Multi-objective Optimization of a Facade for Daylighting and Energy Efficiency

Open Access
Donnell, Paige Lynne
Area of Honors:
Architectural Engineering
Bachelor of Architectural Engineering
Document Type:
Thesis Supervisors:
  • Richard George Mistrick, Thesis Supervisor
  • Richard George Mistrick, Honors Advisor
  • Kevin William Houser, Faculty Reader
  • Daylighting
  • Optimization
  • Facade
  • Energy Performance
The objective of this thesis is to explore the façade of an existing building and determine a design solution based on the results of a multi-objective optimization analysis of the daylighting and mechanical performance in the space. A literature review of different professional works, along with research on current industry design strategies, outline how this form of analysis has the ability to better inform the design process from an early stage.
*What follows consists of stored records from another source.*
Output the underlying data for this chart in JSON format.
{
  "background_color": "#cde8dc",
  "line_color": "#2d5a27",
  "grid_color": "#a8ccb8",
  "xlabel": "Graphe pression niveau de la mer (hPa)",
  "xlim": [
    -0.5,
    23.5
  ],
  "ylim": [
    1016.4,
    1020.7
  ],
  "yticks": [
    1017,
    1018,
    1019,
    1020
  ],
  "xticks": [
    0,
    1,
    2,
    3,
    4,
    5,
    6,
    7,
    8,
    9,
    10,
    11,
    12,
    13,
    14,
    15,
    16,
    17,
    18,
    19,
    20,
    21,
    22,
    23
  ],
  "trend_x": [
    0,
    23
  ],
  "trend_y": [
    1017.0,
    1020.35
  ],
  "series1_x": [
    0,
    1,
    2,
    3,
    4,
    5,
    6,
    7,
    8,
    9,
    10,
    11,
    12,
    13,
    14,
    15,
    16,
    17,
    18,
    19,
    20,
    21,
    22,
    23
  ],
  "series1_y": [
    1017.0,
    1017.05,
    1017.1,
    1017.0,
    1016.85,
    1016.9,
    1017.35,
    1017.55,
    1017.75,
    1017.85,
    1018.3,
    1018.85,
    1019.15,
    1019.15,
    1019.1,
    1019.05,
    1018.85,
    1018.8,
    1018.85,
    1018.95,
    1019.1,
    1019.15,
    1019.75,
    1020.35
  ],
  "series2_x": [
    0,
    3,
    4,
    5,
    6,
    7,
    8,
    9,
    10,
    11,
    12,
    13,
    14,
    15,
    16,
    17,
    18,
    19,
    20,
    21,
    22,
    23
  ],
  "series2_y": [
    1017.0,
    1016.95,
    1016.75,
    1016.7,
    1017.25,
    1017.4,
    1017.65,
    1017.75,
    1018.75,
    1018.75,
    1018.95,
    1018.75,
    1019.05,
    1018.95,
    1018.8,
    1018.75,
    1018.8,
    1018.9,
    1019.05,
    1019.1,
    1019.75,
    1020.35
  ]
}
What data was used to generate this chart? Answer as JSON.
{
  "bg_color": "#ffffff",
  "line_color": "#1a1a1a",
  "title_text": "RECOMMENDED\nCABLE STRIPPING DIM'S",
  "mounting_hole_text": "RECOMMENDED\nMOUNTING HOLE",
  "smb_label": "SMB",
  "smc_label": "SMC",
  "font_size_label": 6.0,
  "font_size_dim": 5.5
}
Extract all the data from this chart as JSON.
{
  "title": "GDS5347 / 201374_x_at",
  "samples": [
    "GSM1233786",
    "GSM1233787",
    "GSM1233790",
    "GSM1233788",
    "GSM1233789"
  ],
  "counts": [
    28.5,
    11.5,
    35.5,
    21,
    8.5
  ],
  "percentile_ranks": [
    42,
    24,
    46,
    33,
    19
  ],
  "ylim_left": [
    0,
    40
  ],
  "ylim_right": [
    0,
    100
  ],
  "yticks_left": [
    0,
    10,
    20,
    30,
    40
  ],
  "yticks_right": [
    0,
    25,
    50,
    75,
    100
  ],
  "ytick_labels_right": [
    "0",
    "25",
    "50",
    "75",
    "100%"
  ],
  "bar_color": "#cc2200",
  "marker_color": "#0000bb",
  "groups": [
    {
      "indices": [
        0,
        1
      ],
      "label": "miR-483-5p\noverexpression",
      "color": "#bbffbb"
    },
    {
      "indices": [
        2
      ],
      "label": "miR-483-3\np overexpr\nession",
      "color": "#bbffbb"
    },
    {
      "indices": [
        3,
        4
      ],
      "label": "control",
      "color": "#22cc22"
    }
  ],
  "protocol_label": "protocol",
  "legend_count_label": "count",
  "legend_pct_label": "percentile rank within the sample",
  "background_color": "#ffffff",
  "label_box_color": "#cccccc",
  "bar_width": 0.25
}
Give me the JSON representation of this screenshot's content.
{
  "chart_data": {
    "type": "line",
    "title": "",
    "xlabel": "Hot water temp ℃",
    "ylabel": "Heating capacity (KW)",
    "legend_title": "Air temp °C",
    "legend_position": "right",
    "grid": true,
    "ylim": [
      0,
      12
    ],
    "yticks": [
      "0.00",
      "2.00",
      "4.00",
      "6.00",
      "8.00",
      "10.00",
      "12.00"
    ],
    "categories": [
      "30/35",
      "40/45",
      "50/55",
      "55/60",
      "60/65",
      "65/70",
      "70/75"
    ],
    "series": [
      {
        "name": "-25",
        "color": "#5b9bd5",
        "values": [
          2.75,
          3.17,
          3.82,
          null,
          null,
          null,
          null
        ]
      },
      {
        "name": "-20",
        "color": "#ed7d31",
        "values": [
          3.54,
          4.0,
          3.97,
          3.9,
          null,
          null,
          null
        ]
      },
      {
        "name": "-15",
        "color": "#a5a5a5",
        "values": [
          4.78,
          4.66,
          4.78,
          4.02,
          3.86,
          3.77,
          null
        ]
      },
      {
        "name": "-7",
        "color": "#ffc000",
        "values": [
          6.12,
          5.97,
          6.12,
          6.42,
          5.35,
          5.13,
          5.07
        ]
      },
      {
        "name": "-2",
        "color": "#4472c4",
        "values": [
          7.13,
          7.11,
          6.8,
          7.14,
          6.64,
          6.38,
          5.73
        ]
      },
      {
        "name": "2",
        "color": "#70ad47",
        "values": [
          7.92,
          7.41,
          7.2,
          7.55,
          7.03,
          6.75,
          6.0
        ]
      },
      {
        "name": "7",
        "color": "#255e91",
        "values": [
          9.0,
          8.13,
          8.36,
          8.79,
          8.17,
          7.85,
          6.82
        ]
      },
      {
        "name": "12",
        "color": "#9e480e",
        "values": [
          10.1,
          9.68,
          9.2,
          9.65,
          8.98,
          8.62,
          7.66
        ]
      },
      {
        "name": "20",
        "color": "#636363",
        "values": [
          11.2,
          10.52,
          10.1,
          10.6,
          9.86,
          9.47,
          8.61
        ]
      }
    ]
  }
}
A model of the existing building facade was created to represent its unique form and orientation, allowing for material related design variables to be accurately assessed. Programs used to achieve this model include Rhino, Grasshopper, Ladybug, Honeybee, DIVA, Radiance,and Energy Plus. Glass materiality and its associated performance data for VLT, U-Value, and SHGC were chosen as the input parameters for this analysis. While altering these inputs, data sets were collected to represent the window performance in each scenario. Data provided the means for an analysis on the effects that glass construction can have on occupant view and comfort, as well as building energy loads and daylighting metrics. The purpose of this research was to expand my knowledge in the different parametric modeling tools available in the industry for use with daylight optimization and integration with different design disciplines, including the visualization and communication of results.